People fall in love. People become infatuated. People become smitten. It happens to almost everyone; however, sometimes it goes too far. For some people, it goes WAY too far. Carl Tanzler, a German-born, maried doctor fell in love with a woman and was unable to overcome his feelings…even after her death.
Born in Germany on February 8, 1877, information about Tanzler was hard to come by for a few years due to his practice of using a menagerie of names, his birth and death certificates read Carl Tanzler, he used Georg Karl Tänzler on his German marriage certificate, his American papers were signed Carl Tanzler von Cosel, and hospital records were signed with the regal-sounding Count Carl Tanzler von Cosel. Despite his oddities – paranoid and eccentric – Tanzler married Doris Ann Shafer in 1920. Together, the couple had two daughters (one of whom passed away from diphtheria) and moved to the United States in 1926. Their ship landed in Cuba before quickly moving to Florida and opening a radiology clinic.

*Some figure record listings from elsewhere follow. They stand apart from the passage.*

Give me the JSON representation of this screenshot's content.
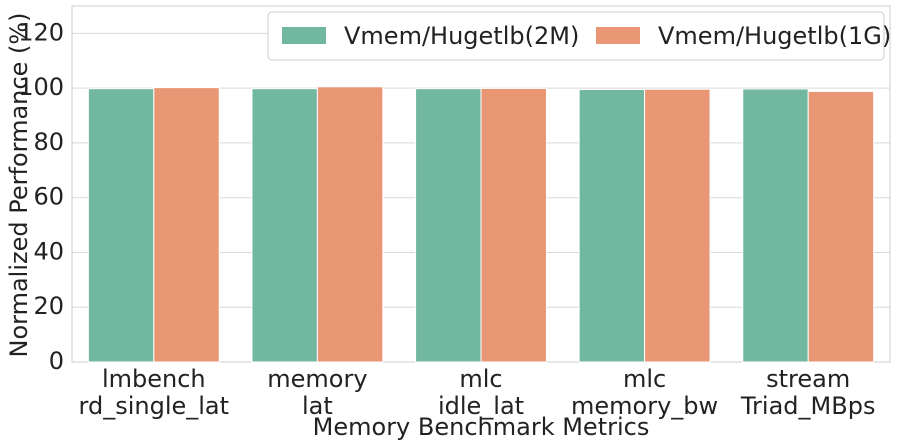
{
  "chart_data": {
    "type": "bar",
    "ylabel": "Normalized Performance (%)",
    "xlabel": "Memory Benchmark Metrics",
    "categories": [
      [
        "lmbench",
        "rd_single_lat"
      ],
      [
        "memory",
        "lat"
      ],
      [
        "mlc",
        "idle_lat"
      ],
      [
        "mlc",
        "memory_bw"
      ],
      [
        "stream",
        "Triad_MBps"
      ]
    ],
    "series": [
      {
        "name": "Vmem/Hugetlb(2M)",
        "color": "#72b8a1",
        "values": [
          99.8,
          99.8,
          99.8,
          99.5,
          99.7
        ]
      },
      {
        "name": "Vmem/Hugetlb(1G)",
        "color": "#e99675",
        "values": [
          100.2,
          100.5,
          99.9,
          99.6,
          98.8
        ]
      }
    ],
    "ylim": [
      0,
      130
    ],
    "yticks": [
      0,
      20,
      40,
      60,
      80,
      100,
      120
    ],
    "grid": true,
    "legend": "upper right"
  }
}
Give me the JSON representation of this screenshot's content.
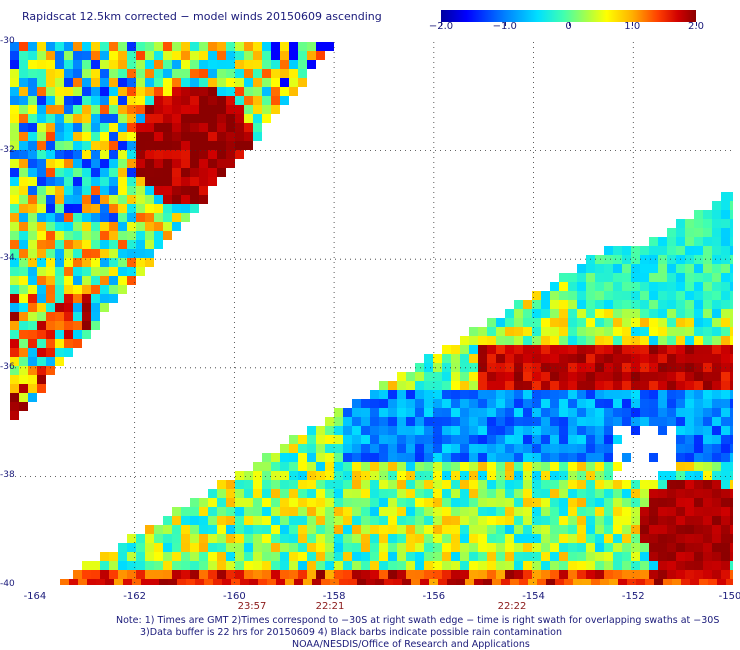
{
  "title": "Rapidscat 12.5km corrected − model winds 20150609 ascending",
  "colorbar": {
    "labels": [
      "−2.0",
      "−1.0",
      "0",
      "1.0",
      "2.0"
    ],
    "min": -2.0,
    "max": 2.0
  },
  "map": {
    "lat_labels": [
      "-30",
      "-32",
      "-34",
      "-36",
      "-38",
      "-40"
    ],
    "lon_labels": [
      "-164",
      "-162",
      "-160",
      "-158",
      "-156",
      "-154",
      "-152",
      "-150"
    ],
    "lat_range": [
      -40,
      -30
    ],
    "lon_range": [
      -164.5,
      -150
    ],
    "grid": "dotted"
  },
  "times": [
    "23:57",
    "22:21",
    "22:22"
  ],
  "notes": {
    "line1": "Note: 1) Times are GMT 2)Times correspond to −30S at right swath edge − time is right swath for overlapping swaths at −30S",
    "line2": "3)Data buffer is 22 hrs for 20150609 4) Black barbs indicate possible rain contamination",
    "line3": "NOAA/NESDIS/Office of Research and Applications"
  }
}
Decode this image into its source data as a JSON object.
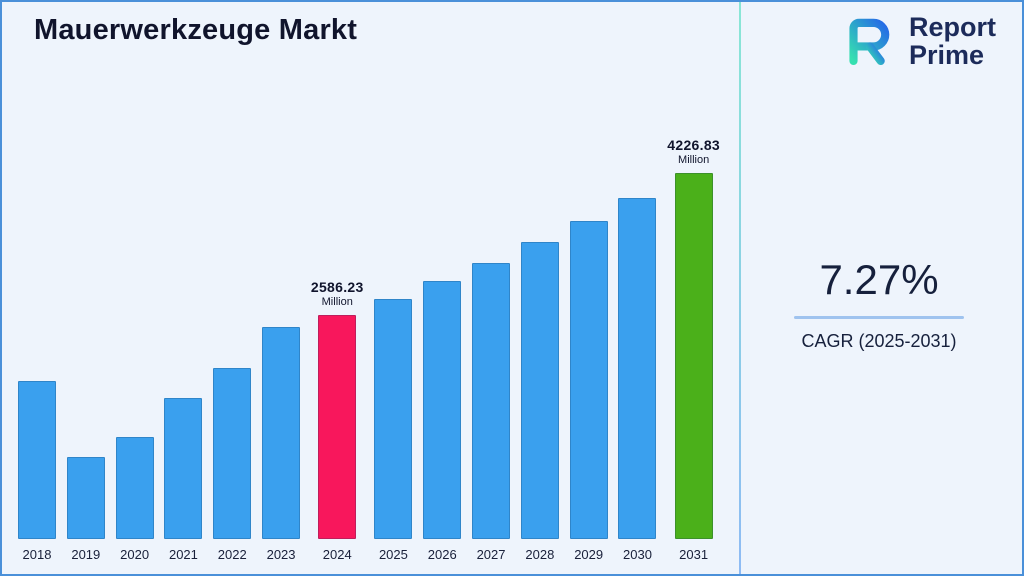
{
  "page": {
    "title": "Mauerwerkzeuge Markt",
    "logo": {
      "line1": "Report",
      "line2": "Prime"
    },
    "cagr": {
      "value": "7.27%",
      "label": "CAGR (2025-2031)"
    }
  },
  "chart_data": {
    "type": "bar",
    "title": "Mauerwerkzeuge Markt",
    "unit": "Million",
    "categories": [
      "2018",
      "2019",
      "2020",
      "2021",
      "2022",
      "2023",
      "2024",
      "2025",
      "2026",
      "2027",
      "2028",
      "2029",
      "2030",
      "2031"
    ],
    "values": [
      1820,
      950,
      1180,
      1630,
      1970,
      2450,
      2586.23,
      2774.2,
      2975.9,
      3192.3,
      3424.4,
      3673.3,
      3940.4,
      4226.83
    ],
    "values_note": "Only 2024 and 2031 are labeled in the figure; other values estimated from bar heights",
    "ylim": [
      0,
      4400
    ],
    "grid": false,
    "legend": "none",
    "bar_color_default": "#3aa0ee",
    "highlight_colors": {
      "2024": "#f8175c",
      "2031": "#4bb01a"
    },
    "annotations": [
      {
        "category": "2024",
        "value": "2586.23",
        "unit": "Million"
      },
      {
        "category": "2031",
        "value": "4226.83",
        "unit": "Million"
      }
    ]
  }
}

Tanzler had often made claims of being visited by his dead ancestors, but no visit was more prominent in Tanzler’s life than that of Countess Anna Constantina Von Cosel who apparently revealed to Tanzler the face of his true love. Unfortunately for his wife, the revelation was not her face. It was, it turns out, the face of Maria Elena “Helen” Milagro de Hoyos, a patient who walked into Tanzler’s clinic for an x-ray. Elena was diagnosed with tuberculosis and Tanzler treated her with many different techniques; however, treating her illness was not Tanzler’s only intentions. He showered Elena with gifts and proclaimed his love for her. This love, it would seem, was not returned and was certainly not appreciated by Tanzler’s wife.
Elena Hoya died of her sickness on October 25, 1931 and Tanzler insisted on paying for her funeral. The doctor visited Elena’s grave nearly every night until April 1933 when visiting just wasn’t enough. The twisted man stole Elena’s corpse from her grave and transported it to his home where he claimed her spirit visited each night. Sewing her bones together with wire, placing glass eyes, a wig, and making skin coverings with silk and plaster, filling her chest cavity with rags, adorning the corpse with jewellery and abundant amounts of perfumes, Tanzler kept the body and created a sick life with it.
It wasn’t until 1940 that rumours regarding the doctor’s odd sleeping partner caused Elena’s sister to take action. She confronted the man and the body was quickly discovered by Florida police who arrested Tanzler. Tanzler stood trial, but the case was thrown out due to the statute of limitations expiring on the crime of “wantonly and maliciously destroying a grave and removing a body without authorization.”
After inspection by many officials, Elena’s body, fitted with Tanzler’s modifications, was put on display at the Dean-Lopez funeral home where it was views by nearly 7000 curious people. Eventually, Elena’s remains were buried in an unmarked grave in the Key West Cemetery.
There was some evidence released in the ’70s suggesting necrophilia, but that has never been officially confirmed.
In 1944, Tanzler moved to Pasco County in Florida and used a home-made death mask to create an effigy of Elena. He lived with this chilling figure until his death in 1952. Information about Tanzler’s wife is scarce and all that is really known is that his body was found three weeks after his death alone on the floor of his home.